特別本醸造 超特撰特等酒は、賀茂鶴酒造が燗酒の定番として長く造り続けてきた、晩酌のための一本だ。原料米には広島ゆかりの「八反錦・八反」を使い、60%まで磨いている。大吟醸ラインが香りと透明感を競う酒だとすれば、こちらはコクと喉ごし、そして燗映えを狙った設計。価格も720mlで実勢1,300〜1,700円と日常使いの水準で、賀茂鶴の「ハレ」ではなく「ケ」を支える性格の酒といえる。
栓を開けても、大吟醸のような華やかな吟醸香は立たない。代わりに、米と麹由来のふくよかで穏やかな香りが、控えめに広がる。香りで主張しないのは本醸造らしい性格で、これは「香りを楽しむ酒」ではなく「料理と一緒に飲む酒」だと、最初の一嗅ぎで分かる。広島の軟水仕込みらしい、角の取れたやわらかな香り立ちだ。
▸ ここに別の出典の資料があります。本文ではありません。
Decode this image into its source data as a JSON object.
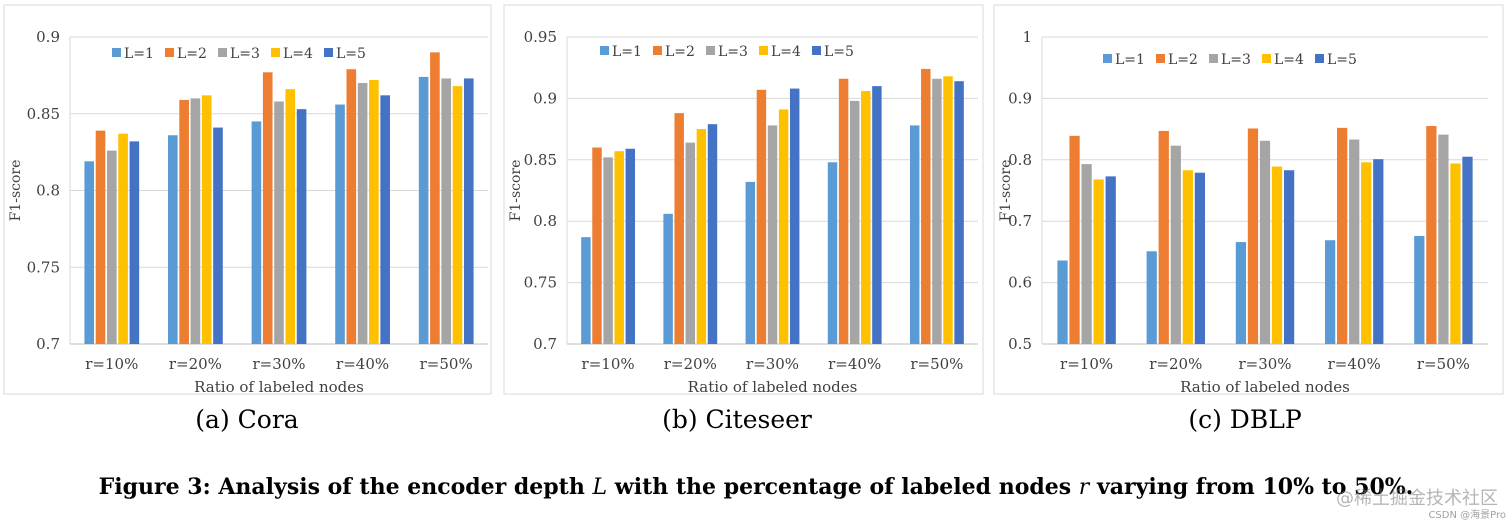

口に含むと、本醸造ながら深いコクと濃醇な旨みが、しっかりと感じられる。日本酒度+2前後の辛口設計で、酸度1.3が骨格を支え、ベタつかずに旨みがふくらむ。八反系の米由来か、味わいに芯のある旨みが乗り、後口は喉ごしよくすっと切れる。アルコール度数が15度台とやや低めなのも、晩酌でだらだらと飲み続けるのに向いた設計だろう。淡麗一辺倒ではない、旨みのある辛口だ。
この酒の真価は燗で開く。ぬる燗(40℃前後)から上燗(45〜50℃)に振ると、旨みがふくらみ、香りが立ち、喉ごしの良さが際立つ。広島の冬の食卓に置いて、おでんやぶり大根、牡蠣の土手鍋、焼き魚といった温かい料理に合わせると、燗の旨みが料理の出汁と溶け合う。もちろん冷やや常温でも飲めるが、この酒は燗にして本領を発揮するタイプだ。
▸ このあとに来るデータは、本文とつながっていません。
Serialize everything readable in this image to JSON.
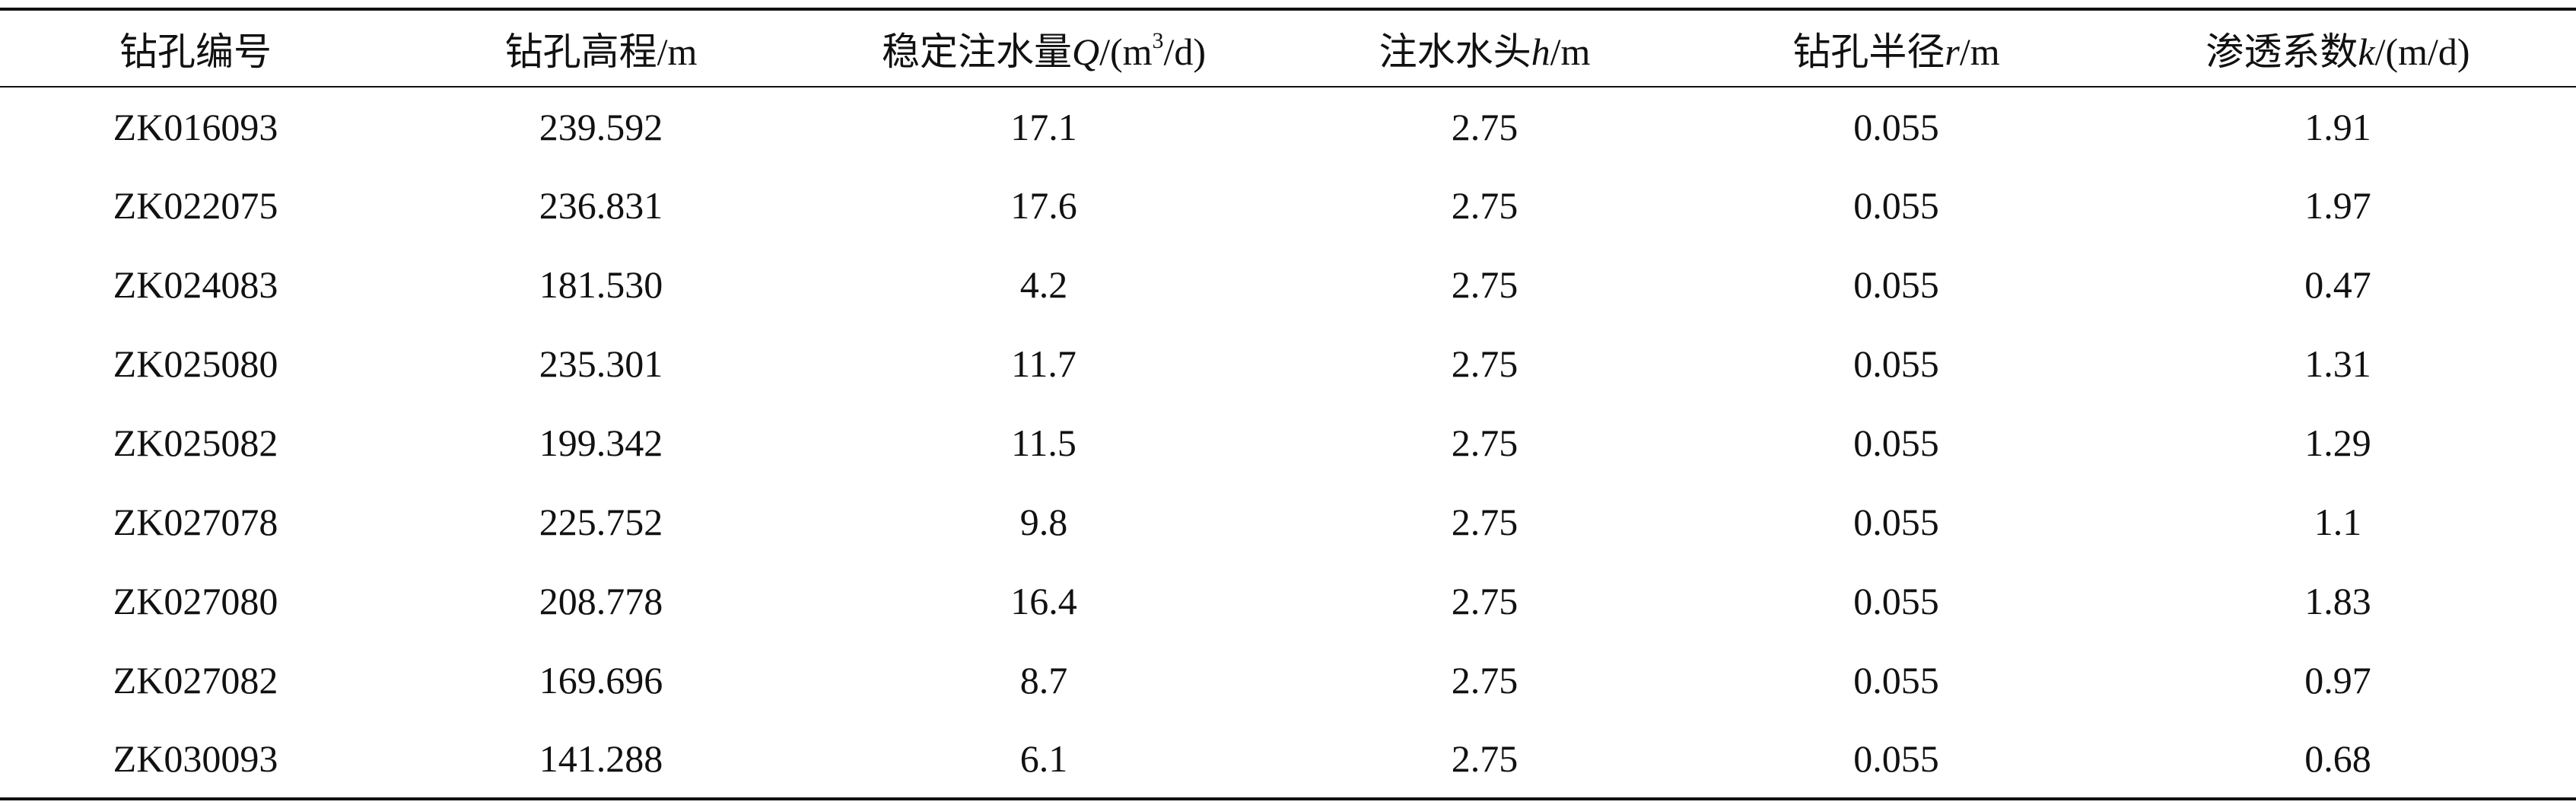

編集長丸山としては、超特撰特等酒は「毎晩の晩酌に置きたい燗酒」として勧めたい。同じ賀茂鶴でも、大吟醸が特別な席の主役なら、こちらは食卓の名脇役。手頃な価格で、燗にして料理と合わせたときの満足度が高く、肩肘張らずに広島の酒を楽しめる。日常の一本として賀茂鶴を選ぶなら、まず候補に挙がる本醸造だ(※スペックの一部は公開情報をまとめたもの)。